Republican Whip Sen. John Thune, R-S.D., said he told Schumer personally he was frustrated with his tone, calling it “out of line” and an “incredibly partisan speech after we had just helped him solve a problem.”

Many rank-and-file Republicans were also frustrated with McConnell for even offering Democrats a way to kick the can down the road on dealing with the debt limit.

“I believe it was a mistake to offer this deal. Two days ago Republicans were unified, we were all on the same page, we were all standing together and making clear that Democrats had complete authority to raise the debt ceiling, and to take responsibility for the trillions of debt that they are irresponsibly adding to this country,” Sen. Ted Cruz, R-Texas, said. “We were winning that fight and Schumer was on the verge of surrender. And unfortunately, the deal that was put on the table was a lifeline for Schumer. And I disagree with that decision.”

Discontent with the deal was on full display Thursday, as McConnell stood on the floor and counted his Republican “yes” votes to ensure the necessary 10 votes to proceed would be cast.

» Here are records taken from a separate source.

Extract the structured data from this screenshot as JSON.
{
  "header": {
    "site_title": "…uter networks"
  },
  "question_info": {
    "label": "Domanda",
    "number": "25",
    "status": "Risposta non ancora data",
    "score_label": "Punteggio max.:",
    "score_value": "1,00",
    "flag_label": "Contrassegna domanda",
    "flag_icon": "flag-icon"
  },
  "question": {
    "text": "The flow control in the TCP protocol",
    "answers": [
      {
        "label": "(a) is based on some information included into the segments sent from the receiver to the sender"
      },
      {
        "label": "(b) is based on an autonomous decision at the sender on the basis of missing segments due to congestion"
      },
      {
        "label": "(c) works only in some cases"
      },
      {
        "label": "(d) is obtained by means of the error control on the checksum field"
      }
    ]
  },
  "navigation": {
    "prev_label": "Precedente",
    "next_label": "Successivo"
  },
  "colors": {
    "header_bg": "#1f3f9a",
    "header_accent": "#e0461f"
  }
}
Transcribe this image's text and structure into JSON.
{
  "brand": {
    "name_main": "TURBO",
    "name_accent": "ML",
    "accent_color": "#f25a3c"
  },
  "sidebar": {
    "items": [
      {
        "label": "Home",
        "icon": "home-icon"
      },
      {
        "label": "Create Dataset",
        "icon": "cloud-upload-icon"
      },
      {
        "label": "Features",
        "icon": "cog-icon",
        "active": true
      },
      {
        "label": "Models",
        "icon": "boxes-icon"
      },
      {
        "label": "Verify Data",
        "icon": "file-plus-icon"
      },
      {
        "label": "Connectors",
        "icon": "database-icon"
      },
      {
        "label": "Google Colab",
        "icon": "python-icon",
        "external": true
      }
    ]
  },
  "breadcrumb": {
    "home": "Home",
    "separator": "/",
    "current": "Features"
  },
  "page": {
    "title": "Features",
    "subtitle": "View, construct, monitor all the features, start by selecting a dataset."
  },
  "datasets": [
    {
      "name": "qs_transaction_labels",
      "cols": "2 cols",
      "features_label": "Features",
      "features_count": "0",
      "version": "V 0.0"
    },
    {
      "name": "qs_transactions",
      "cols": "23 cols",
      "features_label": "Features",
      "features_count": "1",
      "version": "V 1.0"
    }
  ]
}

Sen. Lindsey Graham, R-S.C., gave a dramatic thumbs down at his turn — just steps away from McConnell.

McConnell had arrived on the floor moments after the vote began — a rare, early appearance for the leader who usually waits until later in the vote series to cast his. But this time clearly wanted his presence known. Rather than giving a thumbs up on his vote, he gave a bellowing and affirmative “aye” and stood in the well with other “yes” voters as they amassed, leaning over the center table as votes rolled in.

Rankling in the lower ranks of the GOP all but assures there won’t be a similar compromise coming in December when the parties will almost certainly find themselves in a similar stare down.

White House press secretary Jen Psaki called the Senate’s action Thursday “welcome steps forward” on the debt limit but reiterated the Democratic view that it should be a “shared responsibility” to raise the limit in December.

“We cannot allow partisan politics to hold our economy hostage, and we can’t allow the routine process of paying our bills to turn into a confidence-shaking political showdown every two years or every two months,” Psaki said.